If lifestyle changes and over-the-counter laxatives aren’t relieving your constipation, your doctor might prescribe something more potent.
- Chloride channel activators contain the ingredient lubiprostone, which increases the amount of fluid in your stool. Amitiza is one example.
- Prucalopride is a 5-HT-4 agonist, which increases fluid secretion in your intestine and decreases transit time through the colon.
If medication still does not relieve your constipation, your doctor might use a physical intervention. He may use an enemaa or manual disimpaction, during which he would physically remove impacted stool from your colon using his hands.

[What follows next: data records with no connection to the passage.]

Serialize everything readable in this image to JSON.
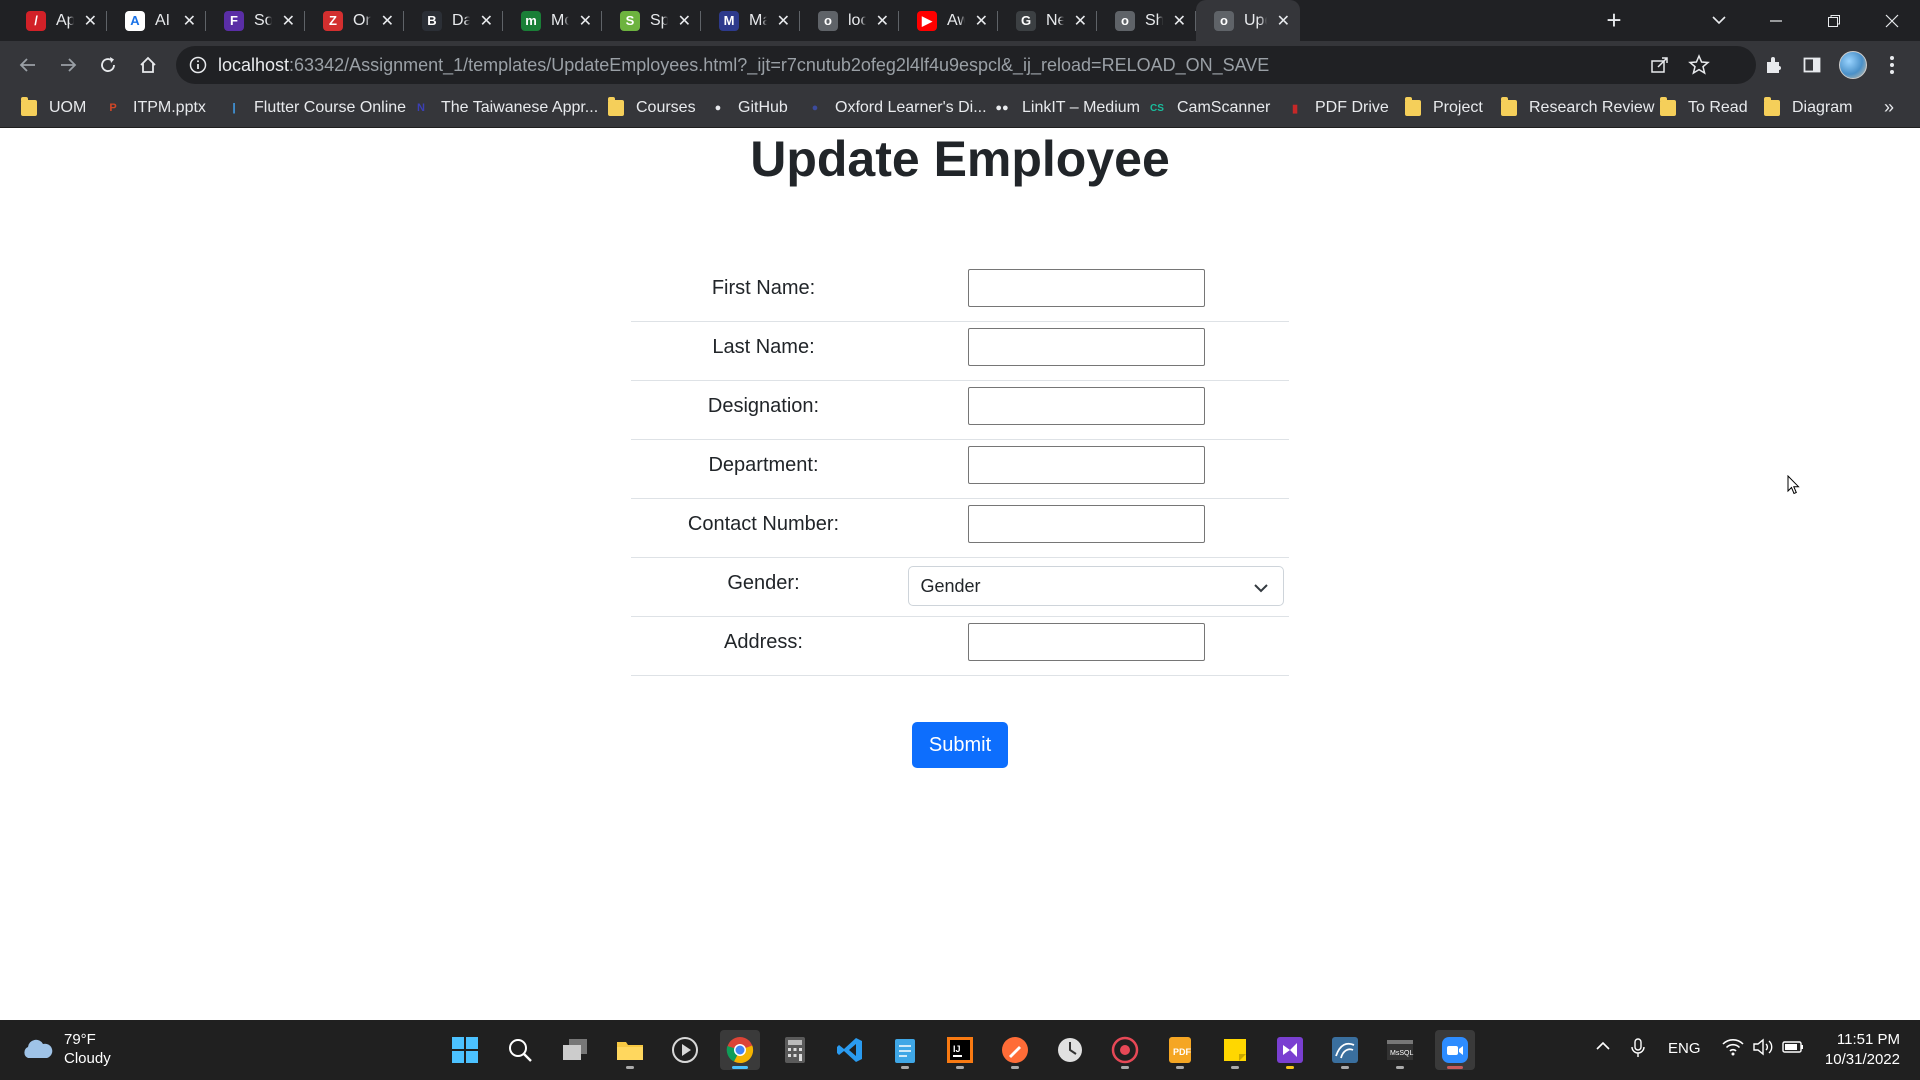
{
  "tabs": [
    {
      "title": "Apache",
      "favicon_color": "#d22128",
      "glyph": "/"
    },
    {
      "title": "AI Sea",
      "favicon_color": "#ffffff",
      "glyph": "A"
    },
    {
      "title": "Softw",
      "favicon_color": "#5a2ea6",
      "glyph": "F"
    },
    {
      "title": "Online",
      "favicon_color": "#d32f2f",
      "glyph": "Z"
    },
    {
      "title": "Dashb",
      "favicon_color": "#2b2f36",
      "glyph": "B"
    },
    {
      "title": "Most",
      "favicon_color": "#1a7f37",
      "glyph": "m"
    },
    {
      "title": "Spring",
      "favicon_color": "#6db33f",
      "glyph": "S"
    },
    {
      "title": "Maven",
      "favicon_color": "#2d3a8c",
      "glyph": "M"
    },
    {
      "title": "localh",
      "favicon_color": "#5f6368",
      "glyph": "o"
    },
    {
      "title": "Awath",
      "favicon_color": "#ff0000",
      "glyph": "▶"
    },
    {
      "title": "New T",
      "favicon_color": "#3c4043",
      "glyph": "G"
    },
    {
      "title": "Show",
      "favicon_color": "#5f6368",
      "glyph": "o"
    },
    {
      "title": "Updat",
      "favicon_color": "#5f6368",
      "glyph": "o"
    }
  ],
  "address_bar": {
    "host": "localhost",
    "rest": ":63342/Assignment_1/templates/UpdateEmployees.html?_ijt=r7cnutub2ofeg2l4lf4u9espcl&_ij_reload=RELOAD_ON_SAVE"
  },
  "bookmarks": [
    {
      "label": "UOM",
      "icon": "folder"
    },
    {
      "label": "ITPM.pptx",
      "icon": "pptx-icon"
    },
    {
      "label": "Flutter Course Online",
      "icon": "flutter-icon"
    },
    {
      "label": "The Taiwanese Appr...",
      "icon": "n-icon"
    },
    {
      "label": "Courses",
      "icon": "folder"
    },
    {
      "label": "GitHub",
      "icon": "github-icon"
    },
    {
      "label": "Oxford Learner's Di...",
      "icon": "oxford-icon"
    },
    {
      "label": "LinkIT – Medium",
      "icon": "medium-icon"
    },
    {
      "label": "CamScanner",
      "icon": "cs-icon"
    },
    {
      "label": "PDF Drive",
      "icon": "pdf-icon"
    },
    {
      "label": "Project",
      "icon": "folder"
    },
    {
      "label": "Research Review",
      "icon": "folder"
    },
    {
      "label": "To Read",
      "icon": "folder"
    },
    {
      "label": "Diagram",
      "icon": "folder"
    }
  ],
  "page": {
    "heading": "Update Employee",
    "fields": [
      {
        "label": "First Name:",
        "type": "text",
        "value": ""
      },
      {
        "label": "Last Name:",
        "type": "text",
        "value": ""
      },
      {
        "label": "Designation:",
        "type": "text",
        "value": ""
      },
      {
        "label": "Department:",
        "type": "text",
        "value": ""
      },
      {
        "label": "Contact Number:",
        "type": "text",
        "value": ""
      },
      {
        "label": "Gender:",
        "type": "select",
        "value": "Gender"
      },
      {
        "label": "Address:",
        "type": "text",
        "value": ""
      }
    ],
    "submit_label": "Submit"
  },
  "taskbar": {
    "weather": {
      "temp": "79°F",
      "condition": "Cloudy"
    },
    "language": "ENG",
    "time": "11:51 PM",
    "date": "10/31/2022"
  },
  "colors": {
    "primary": "#0d6efd",
    "tab_bg": "#202124",
    "toolbar_bg": "#35363a"
  }
}
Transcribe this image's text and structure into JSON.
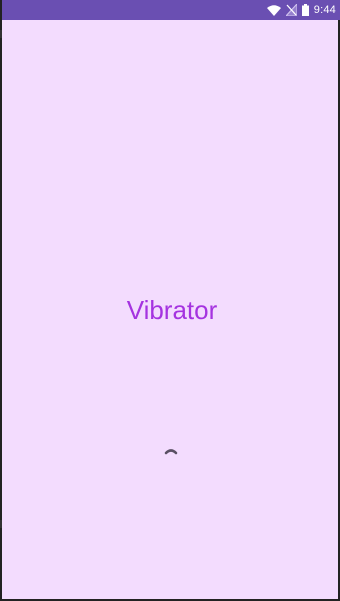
{
  "status_bar": {
    "time": "9:44",
    "icons": [
      "wifi-icon",
      "no-signal-icon",
      "battery-icon"
    ],
    "background_color": "#6a4fb2"
  },
  "main": {
    "title": "Vibrator",
    "title_color": "#a533e0",
    "background_color": "#f3dcfe",
    "loading": true
  }
}
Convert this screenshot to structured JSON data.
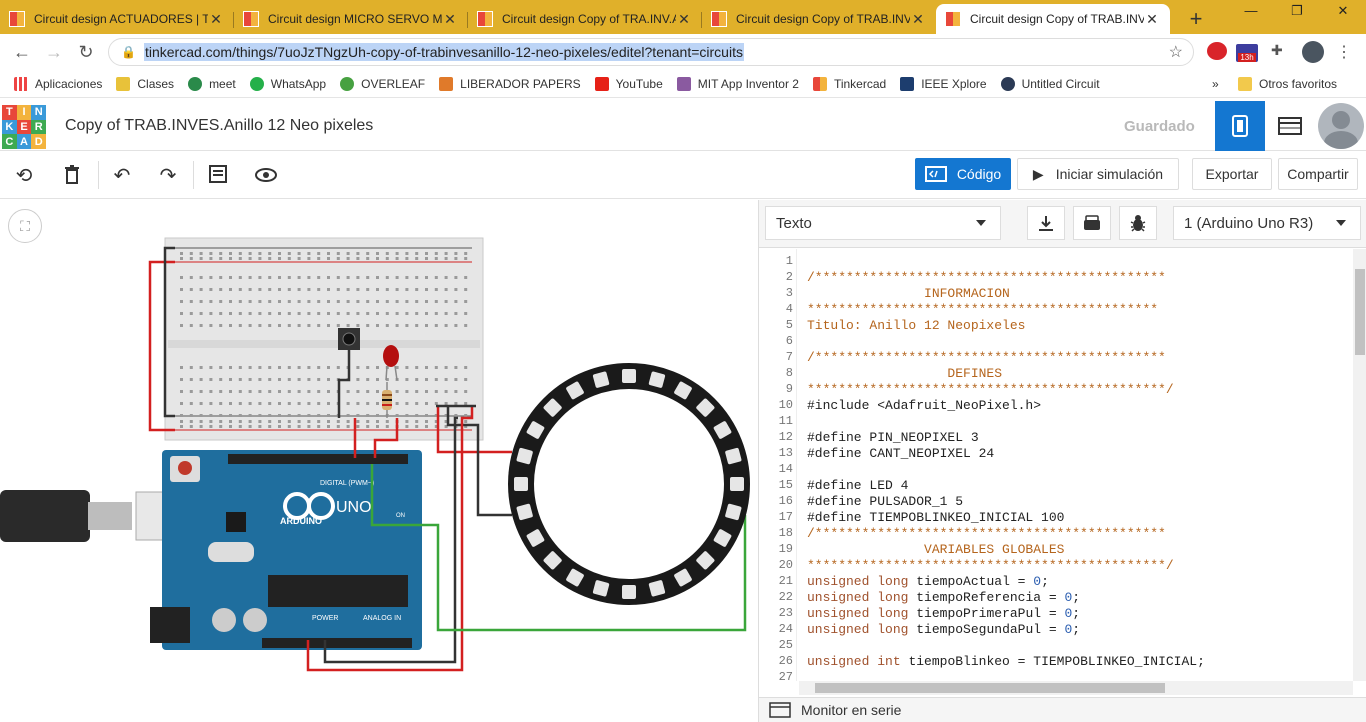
{
  "browser": {
    "tabs": [
      {
        "title": "Circuit design ACTUADORES | Ti",
        "active": false
      },
      {
        "title": "Circuit design MICRO SERVO Mi",
        "active": false
      },
      {
        "title": "Circuit design Copy of TRA.INV.A",
        "active": false
      },
      {
        "title": "Circuit design Copy of TRAB.INV",
        "active": false
      },
      {
        "title": "Circuit design Copy of TRAB.INV",
        "active": true
      }
    ],
    "url": "tinkercad.com/things/7uoJzTNgzUh-copy-of-trabinvesanillo-12-neo-pixeles/editel?tenant=circuits",
    "badge": "13h",
    "bookmarks": [
      "Aplicaciones",
      "Clases",
      "meet",
      "WhatsApp",
      "OVERLEAF",
      "LIBERADOR PAPERS",
      "YouTube",
      "MIT App Inventor 2",
      "Tinkercad",
      "IEEE Xplore",
      "Untitled Circuit"
    ],
    "other_bookmarks": "Otros favoritos"
  },
  "app": {
    "logo": [
      "TIN",
      "KER",
      "CAD"
    ],
    "title": "Copy of TRAB.INVES.Anillo 12 Neo pixeles",
    "saved": "Guardado"
  },
  "toolbar": {
    "code_label": "Código",
    "sim_label": "Iniciar simulación",
    "export_label": "Exportar",
    "share_label": "Compartir"
  },
  "code_panel": {
    "mode": "Texto",
    "device": "1 (Arduino Uno R3)",
    "serial_label": "Monitor en serie",
    "lines": [
      "",
      "/*********************************************",
      "               INFORMACION",
      "*********************************************",
      "Titulo: Anillo 12 Neopixeles",
      "",
      "/*********************************************",
      "                  DEFINES",
      "**********************************************/",
      "#include <Adafruit_NeoPixel.h>",
      "",
      "#define PIN_NEOPIXEL 3",
      "#define CANT_NEOPIXEL 24",
      "",
      "#define LED 4",
      "#define PULSADOR_1 5",
      "#define TIEMPOBLINKEO_INICIAL 100",
      "/*********************************************",
      "               VARIABLES GLOBALES",
      "**********************************************/",
      "unsigned long tiempoActual = 0;",
      "unsigned long tiempoReferencia = 0;",
      "unsigned long tiempoPrimeraPul = 0;",
      "unsigned long tiempoSegundaPul = 0;",
      "",
      "unsigned int tiempoBlinkeo = TIEMPOBLINKEO_INICIAL;",
      "",
      ""
    ]
  },
  "circuit": {
    "arduino_brand": "ARDUINO",
    "arduino_model": "UNO",
    "digital_label": "DIGITAL (PWM~)",
    "power_label": "POWER",
    "analog_label": "ANALOG IN",
    "on_label": "ON",
    "neopixel_count": 24
  },
  "colors": {
    "accent": "#1477d1",
    "tab_bar": "#e0b02a",
    "arduino": "#1f6e9e",
    "wire_red": "#d32020",
    "wire_green": "#3aa63a",
    "wire_black": "#333333"
  }
}
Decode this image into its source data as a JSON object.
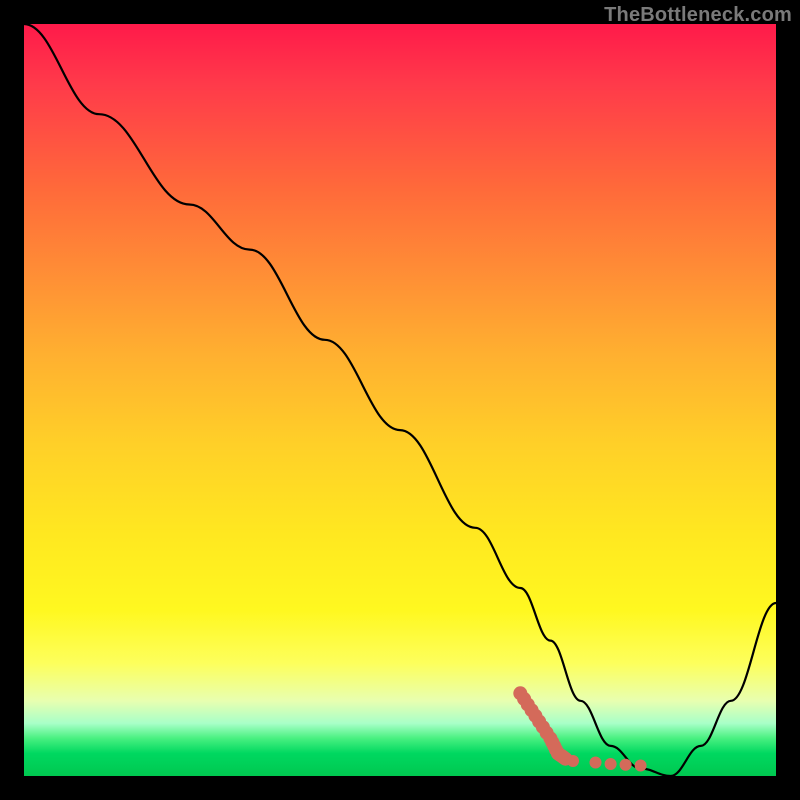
{
  "watermark": "TheBottleneck.com",
  "colors": {
    "frame": "#000000",
    "curve": "#000000",
    "marker": "#d46a5a",
    "text": "#7a7a7a"
  },
  "chart_data": {
    "type": "line",
    "title": "",
    "xlabel": "",
    "ylabel": "",
    "xlim": [
      0,
      100
    ],
    "ylim": [
      0,
      100
    ],
    "grid": false,
    "series": [
      {
        "name": "bottleneck-curve",
        "x": [
          0,
          10,
          22,
          30,
          40,
          50,
          60,
          66,
          70,
          74,
          78,
          82,
          86,
          90,
          94,
          100
        ],
        "y": [
          100,
          88,
          76,
          70,
          58,
          46,
          33,
          25,
          18,
          10,
          4,
          1,
          0,
          4,
          10,
          23
        ]
      }
    ],
    "annotations": [
      {
        "name": "optimal-region",
        "type": "marker-path",
        "x": [
          66,
          68,
          70,
          71,
          72,
          73,
          76,
          78,
          80,
          82
        ],
        "y": [
          11,
          8,
          5,
          3,
          2.3,
          2.0,
          1.8,
          1.6,
          1.5,
          1.4
        ]
      }
    ]
  }
}
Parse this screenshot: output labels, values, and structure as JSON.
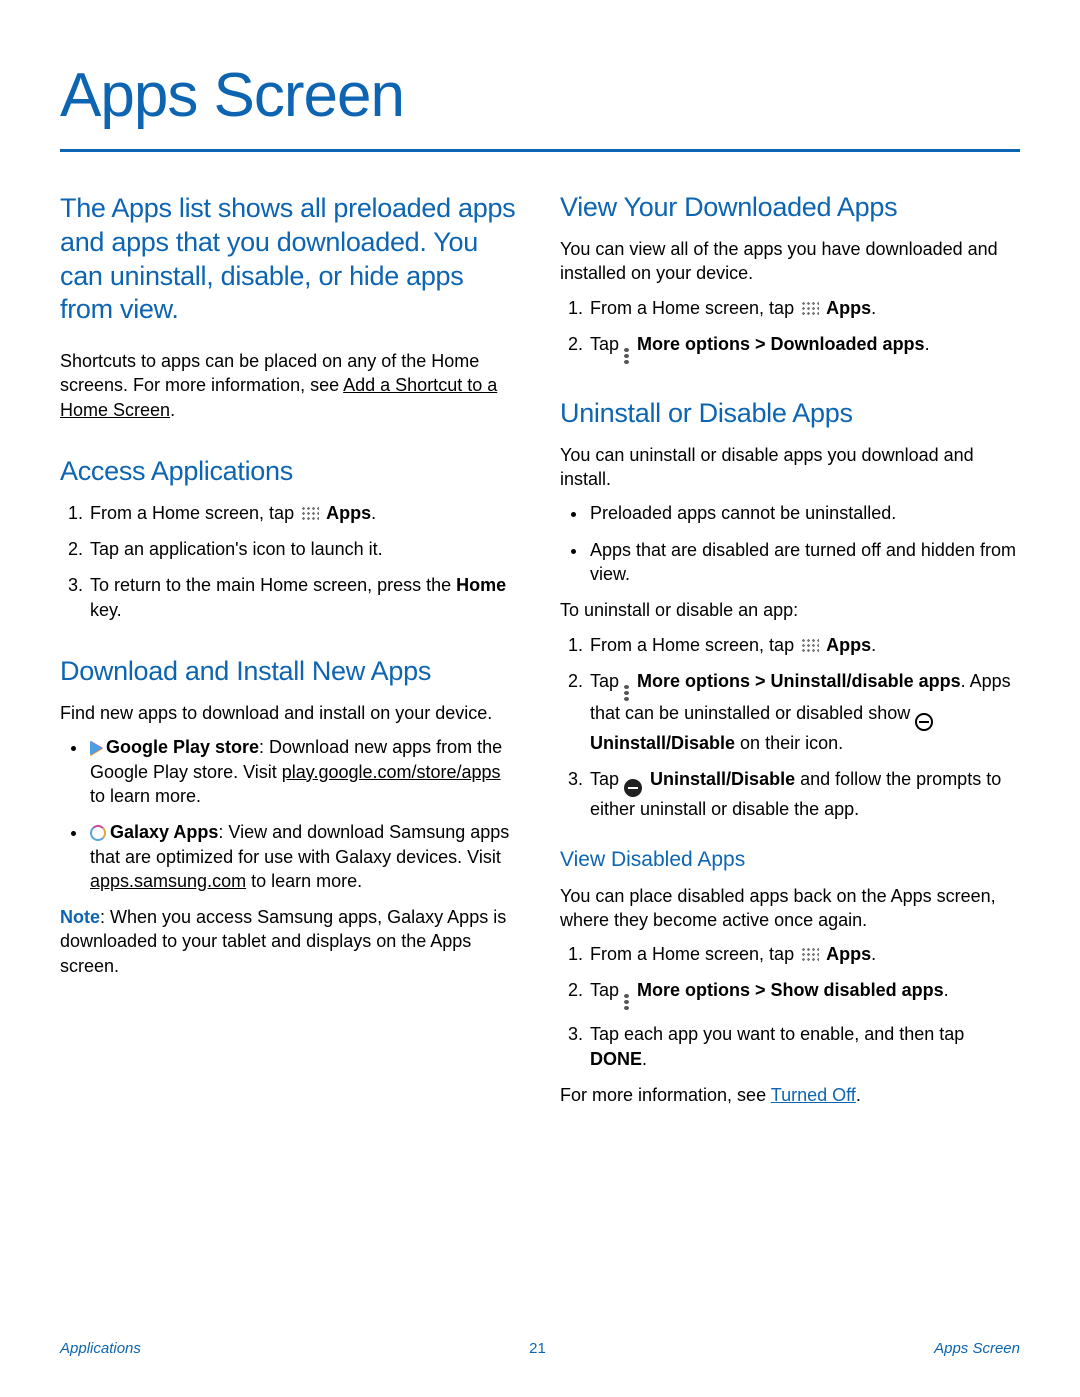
{
  "title": "Apps Screen",
  "lead": "The Apps list shows all preloaded apps and apps that you downloaded. You can uninstall, disable, or hide apps from view.",
  "shortcut_text_1": "Shortcuts to apps can be placed on any of the Home screens. For more information, see ",
  "shortcut_link": "Add a Shortcut to a Home Screen",
  "sections": {
    "access": {
      "heading": "Access Applications",
      "step1_a": "From a Home screen, tap ",
      "step1_b": "Apps",
      "step2": "Tap an application's icon to launch it.",
      "step3_a": "To return to the main Home screen, press the ",
      "step3_b": "Home",
      "step3_c": " key."
    },
    "download": {
      "heading": "Download and Install New Apps",
      "intro": "Find new apps to download and install on your device.",
      "play_bold": "Google Play store",
      "play_text": ": Download new apps from the Google Play store. Visit ",
      "play_link": "play.google.com/store/apps",
      "play_after": " to learn more.",
      "galaxy_bold": "Galaxy Apps",
      "galaxy_text": ": View and download Samsung apps that are optimized for use with Galaxy devices. Visit ",
      "galaxy_link": "apps.samsung.com",
      "galaxy_after": " to learn more.",
      "note_label": "Note",
      "note_text": ": When you access Samsung apps, Galaxy Apps is downloaded to your tablet and displays on the Apps screen."
    },
    "view_downloaded": {
      "heading": "View Your Downloaded Apps",
      "intro": "You can view all of the apps you have downloaded and installed on your device.",
      "step1_a": "From a Home screen, tap ",
      "step1_b": "Apps",
      "step2_a": "Tap ",
      "step2_b": "More options > Downloaded apps"
    },
    "uninstall": {
      "heading": "Uninstall or Disable Apps",
      "intro": "You can uninstall or disable apps you download and install.",
      "bullet1": "Preloaded apps cannot be uninstalled.",
      "bullet2": "Apps that are disabled are turned off and hidden from view.",
      "to_text": "To uninstall or disable an app:",
      "step1_a": "From a Home screen, tap ",
      "step1_b": "Apps",
      "step2_a": "Tap ",
      "step2_b": "More options > Uninstall/disable apps",
      "step2_c": ". Apps that can be uninstalled or disabled show ",
      "step2_d": "Uninstall/Disable",
      "step2_e": " on their icon.",
      "step3_a": "Tap ",
      "step3_b": "Uninstall/Disable",
      "step3_c": " and follow the prompts to either uninstall or disable the app."
    },
    "view_disabled": {
      "heading": "View Disabled Apps",
      "intro": "You can place disabled apps back on the Apps screen, where they become active once again.",
      "step1_a": "From a Home screen, tap ",
      "step1_b": "Apps",
      "step2_a": "Tap ",
      "step2_b": "More options > Show disabled apps",
      "step3_a": "Tap each app you want to enable, and then tap ",
      "step3_b": "DONE",
      "more_info_a": "For more information, see ",
      "more_info_link": "Turned Off"
    }
  },
  "footer": {
    "left": "Applications",
    "page": "21",
    "right": "Apps Screen"
  }
}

If you are still suffering with constipation after medical treatment, your doctor might recommend surgery. He would remove part of your colon, including the parts of your rectum and anal sphincter that are causing the problems.
Medical professionals estimate that everyone will experience constipation at some point during his or her lifetime. It typically isn’t serious and can be treated with minimal cost, time, and effort. If you do experience significant constipation lasting several weeks or longer, be sure to consult with your doctor.